Поскольку тон я менять не собирался, арест мне был гарантирован. Как вдруг на сцене появилось мое спасение, принявшее самое неожиданное обличье из возможных — телепублицистки Ады.

— Я случайно услышала… Ты сказал Цапко? — спросила она, появляясь в операторском зале «Измаила» не откуда-нибудь, а из рабочего кабинета вице-адмирала Лещенко.

— Ада? Здравствуйте. Да, я сказал Цапко.

На ее лице отразился искренний испуг.

— Что с Сережей?!

Продолжать скандалить в ее присутствии мне было очень неловко, поэтому я, выразительно поглядев на капитана третьего ранга, который обещал меня арестовать, ответил Аде как мог уклончиво:

— Вот и не знаю, что с ним. Боюсь, сбит. И ему очень нужна помощь. Но тут такие обстоятельства…

— Какие?

— Сложные.

— Нет уж скажи!

— Ада, да ничего я не могу вам сказать! — вспылил я. — Ни-че-го хорошего!

С этими словами я развернулся и покинул командный пункт. Я направлялся к танкодесантным кораблям. Доставая сигарету, сломал ее.

Отшвырнул прочь.

— Саша!

Долго ковырялся в пачке, пока не обнаружил, что она пустая. Скомкал и выбросил пачку.

— Са-ша! Да постой же ты!

«Черт, ну что с нею делать?»

Я остановился и позволил Аде догнать меня.

Глаза у нее были на мокром месте, но она не плакала.

— Ну ты и бегаешь… Отец сказал… Прямо сейчас ничего нельзя сделать.

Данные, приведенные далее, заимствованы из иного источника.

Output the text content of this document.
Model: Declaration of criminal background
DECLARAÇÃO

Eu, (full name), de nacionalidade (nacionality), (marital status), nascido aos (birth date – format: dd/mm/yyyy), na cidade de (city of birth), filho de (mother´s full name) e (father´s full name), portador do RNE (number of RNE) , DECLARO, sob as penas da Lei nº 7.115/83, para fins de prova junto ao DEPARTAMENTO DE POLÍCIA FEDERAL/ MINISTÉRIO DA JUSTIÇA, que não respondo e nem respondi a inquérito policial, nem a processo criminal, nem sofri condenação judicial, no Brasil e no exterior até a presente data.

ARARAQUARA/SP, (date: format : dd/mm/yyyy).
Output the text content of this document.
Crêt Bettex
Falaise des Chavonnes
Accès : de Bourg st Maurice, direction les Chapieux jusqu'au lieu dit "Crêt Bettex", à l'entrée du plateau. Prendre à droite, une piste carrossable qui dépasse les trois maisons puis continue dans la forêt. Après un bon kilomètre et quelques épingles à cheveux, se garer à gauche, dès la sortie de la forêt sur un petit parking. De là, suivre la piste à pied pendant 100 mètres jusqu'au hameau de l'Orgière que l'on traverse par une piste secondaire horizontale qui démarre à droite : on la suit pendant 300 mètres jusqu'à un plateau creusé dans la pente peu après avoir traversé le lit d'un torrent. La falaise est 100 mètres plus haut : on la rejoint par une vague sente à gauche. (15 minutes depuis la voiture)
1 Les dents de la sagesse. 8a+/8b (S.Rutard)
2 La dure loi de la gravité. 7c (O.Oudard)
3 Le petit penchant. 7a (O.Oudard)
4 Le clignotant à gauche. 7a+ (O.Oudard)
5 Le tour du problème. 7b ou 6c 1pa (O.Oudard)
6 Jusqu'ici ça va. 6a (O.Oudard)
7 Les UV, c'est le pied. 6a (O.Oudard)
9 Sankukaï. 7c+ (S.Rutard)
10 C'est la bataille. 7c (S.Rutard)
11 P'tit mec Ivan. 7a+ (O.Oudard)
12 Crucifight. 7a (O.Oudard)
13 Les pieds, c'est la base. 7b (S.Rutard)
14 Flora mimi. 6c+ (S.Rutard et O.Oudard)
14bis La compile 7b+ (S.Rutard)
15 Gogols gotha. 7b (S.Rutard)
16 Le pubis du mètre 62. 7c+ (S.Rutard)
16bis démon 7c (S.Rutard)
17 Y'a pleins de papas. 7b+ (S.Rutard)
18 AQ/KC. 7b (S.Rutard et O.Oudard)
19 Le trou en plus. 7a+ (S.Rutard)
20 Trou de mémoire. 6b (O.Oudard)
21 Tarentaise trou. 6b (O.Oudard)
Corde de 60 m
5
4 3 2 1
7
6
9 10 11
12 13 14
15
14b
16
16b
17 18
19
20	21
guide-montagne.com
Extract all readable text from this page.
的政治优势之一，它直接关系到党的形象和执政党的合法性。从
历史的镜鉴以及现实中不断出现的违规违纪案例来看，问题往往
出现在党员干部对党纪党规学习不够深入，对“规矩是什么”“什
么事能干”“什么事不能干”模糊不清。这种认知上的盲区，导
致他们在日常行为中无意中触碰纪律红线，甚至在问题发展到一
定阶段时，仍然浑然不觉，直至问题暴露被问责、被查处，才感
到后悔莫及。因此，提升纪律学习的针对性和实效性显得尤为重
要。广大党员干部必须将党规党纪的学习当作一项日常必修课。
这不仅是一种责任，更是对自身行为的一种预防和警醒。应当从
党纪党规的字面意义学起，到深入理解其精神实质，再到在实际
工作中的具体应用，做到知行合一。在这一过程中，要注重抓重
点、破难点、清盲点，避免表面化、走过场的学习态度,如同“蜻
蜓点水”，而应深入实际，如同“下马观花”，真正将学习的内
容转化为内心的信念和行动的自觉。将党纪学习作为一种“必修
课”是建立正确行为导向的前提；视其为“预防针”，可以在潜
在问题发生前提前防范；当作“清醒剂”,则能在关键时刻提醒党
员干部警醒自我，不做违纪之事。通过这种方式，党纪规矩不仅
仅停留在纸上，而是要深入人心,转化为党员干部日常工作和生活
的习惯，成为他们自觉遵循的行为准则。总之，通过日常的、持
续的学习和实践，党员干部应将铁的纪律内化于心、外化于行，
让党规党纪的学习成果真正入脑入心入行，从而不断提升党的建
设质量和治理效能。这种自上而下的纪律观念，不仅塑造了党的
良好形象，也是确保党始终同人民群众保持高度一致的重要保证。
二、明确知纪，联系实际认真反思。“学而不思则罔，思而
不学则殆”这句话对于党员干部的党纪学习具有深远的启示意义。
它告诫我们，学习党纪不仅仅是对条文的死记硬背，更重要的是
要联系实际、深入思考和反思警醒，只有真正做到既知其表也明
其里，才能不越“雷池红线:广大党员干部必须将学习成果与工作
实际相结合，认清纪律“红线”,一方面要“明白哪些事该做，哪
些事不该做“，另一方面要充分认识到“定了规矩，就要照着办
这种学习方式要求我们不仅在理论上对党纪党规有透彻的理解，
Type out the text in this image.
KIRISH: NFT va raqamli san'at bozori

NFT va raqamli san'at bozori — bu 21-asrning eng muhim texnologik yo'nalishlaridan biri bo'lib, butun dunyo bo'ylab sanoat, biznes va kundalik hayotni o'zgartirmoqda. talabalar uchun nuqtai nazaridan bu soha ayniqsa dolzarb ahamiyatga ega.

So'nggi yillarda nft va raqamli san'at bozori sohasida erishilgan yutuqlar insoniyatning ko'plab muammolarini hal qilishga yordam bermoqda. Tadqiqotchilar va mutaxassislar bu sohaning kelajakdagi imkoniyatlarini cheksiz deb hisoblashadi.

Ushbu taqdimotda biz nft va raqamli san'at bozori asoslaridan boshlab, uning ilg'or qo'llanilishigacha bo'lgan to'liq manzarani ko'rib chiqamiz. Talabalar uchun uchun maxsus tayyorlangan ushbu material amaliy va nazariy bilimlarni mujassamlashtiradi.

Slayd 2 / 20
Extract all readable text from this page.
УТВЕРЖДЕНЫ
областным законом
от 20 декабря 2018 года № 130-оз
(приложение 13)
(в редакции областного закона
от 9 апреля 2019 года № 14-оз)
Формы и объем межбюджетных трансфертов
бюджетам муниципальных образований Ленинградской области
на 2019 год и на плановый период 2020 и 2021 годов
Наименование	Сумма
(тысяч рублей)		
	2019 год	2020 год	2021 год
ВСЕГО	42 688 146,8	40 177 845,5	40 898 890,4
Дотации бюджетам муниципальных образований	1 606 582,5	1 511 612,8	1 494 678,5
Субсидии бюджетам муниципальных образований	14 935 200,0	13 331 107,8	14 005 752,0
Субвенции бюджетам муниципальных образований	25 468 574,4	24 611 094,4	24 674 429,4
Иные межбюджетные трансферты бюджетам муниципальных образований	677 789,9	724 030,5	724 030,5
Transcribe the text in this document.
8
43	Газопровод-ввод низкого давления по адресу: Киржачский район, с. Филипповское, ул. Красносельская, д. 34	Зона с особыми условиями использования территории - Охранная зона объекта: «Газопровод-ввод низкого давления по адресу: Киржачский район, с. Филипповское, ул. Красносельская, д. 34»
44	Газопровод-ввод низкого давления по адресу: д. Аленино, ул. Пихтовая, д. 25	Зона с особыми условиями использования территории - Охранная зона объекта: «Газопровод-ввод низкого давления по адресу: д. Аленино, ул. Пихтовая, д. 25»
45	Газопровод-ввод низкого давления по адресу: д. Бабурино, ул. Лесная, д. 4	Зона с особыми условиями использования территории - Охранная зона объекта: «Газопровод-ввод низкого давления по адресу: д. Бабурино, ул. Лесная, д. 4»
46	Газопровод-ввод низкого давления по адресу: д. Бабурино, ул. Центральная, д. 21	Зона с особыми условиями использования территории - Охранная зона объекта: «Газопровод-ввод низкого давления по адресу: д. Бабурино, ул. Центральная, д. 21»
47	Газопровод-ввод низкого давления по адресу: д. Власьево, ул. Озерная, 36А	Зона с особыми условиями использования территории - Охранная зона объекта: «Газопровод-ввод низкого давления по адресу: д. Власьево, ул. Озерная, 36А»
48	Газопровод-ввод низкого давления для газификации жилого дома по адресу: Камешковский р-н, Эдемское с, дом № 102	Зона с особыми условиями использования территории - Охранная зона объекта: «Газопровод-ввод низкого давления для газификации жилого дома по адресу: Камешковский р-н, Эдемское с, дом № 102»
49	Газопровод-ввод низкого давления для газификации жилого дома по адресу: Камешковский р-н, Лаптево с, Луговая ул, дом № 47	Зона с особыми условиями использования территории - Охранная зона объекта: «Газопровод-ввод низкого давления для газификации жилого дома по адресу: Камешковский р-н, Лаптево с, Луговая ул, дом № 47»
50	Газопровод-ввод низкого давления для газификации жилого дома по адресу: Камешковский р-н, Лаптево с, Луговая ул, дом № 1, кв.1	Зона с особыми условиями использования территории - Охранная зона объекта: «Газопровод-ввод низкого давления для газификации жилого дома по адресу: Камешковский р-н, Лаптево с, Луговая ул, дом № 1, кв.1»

Он не имеет права. Но спасательные флуггеры обязательно к Сереже прилетят. Это правда?

— Прилетят, правда. А остальное — неправда. Сделать всегда можно. Было бы желание… Постойте, какой отец?

— Моя фамилия — Лещенко.

«А! Так вот откуда она такая шустрая. Адмиральская дочь… То-то я думаю, «пропуск на «Нахимов» — не проблема»… А Лещенко… Прав, наверное… Если он даже ради дочери не хочет вертолетчикам приказывать, значит, там действительно жарко… С другой стороны, она тоже большую глупость сделала… Не может же вице-адмирал в присутствии своих подчиненных менять решения по прихотям гражданского лица! Пусть даже и дочери!»